さらに放送を取り巻く環境変化への対応策として、2024年11月にDCMS(デジタル・文化・メディア・スポーツ省)がテレビ業界、インフラ産業、視聴者保護団体、規制当局らによる業界横断型フォーラム「Future of TV Distribution Stakeholder Forum」の設置を発表した。発表時に公表された委託調査レポートによると、2040年には国内世帯の95%がネット経由でのテレビ視聴が可能になるという。

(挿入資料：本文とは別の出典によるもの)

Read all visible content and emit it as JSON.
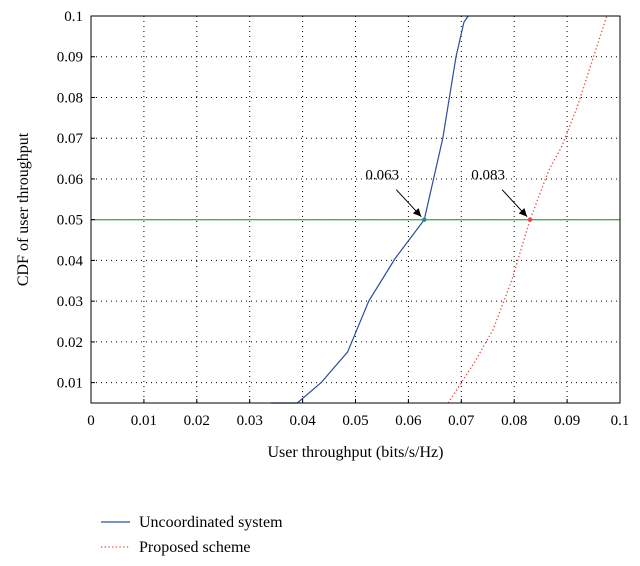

放送の将来像をめぐっては、Ofcomが2024年5月に公表したレポート「Future of TV Distribution」の中でDTT(地上波デジタル放送)の縮小や廃止を含めた3つの選択肢が提示されている。放送メディアのネットへのシフトが取り沙汰されているが、奥氏は「BBCは現在の放送サービスをそのままネットへ移行するのではなく、新たなサービスとしての拡張を志向しているようだ」という。
「若年層を中心にメディア利用の多様化が進んでいるが、日本では地上波放送の維持が議論の中心となっており、ネット配信への移行に対応する制度設計が十分に進んでいない面がある」と奥氏。「もはやIP(ネット)、RF(電波)という括りで議論をしている場合ではない」とし、「日本もイギリスのように柔軟な政策対応が求められる」とコメントし本セッションは終了した。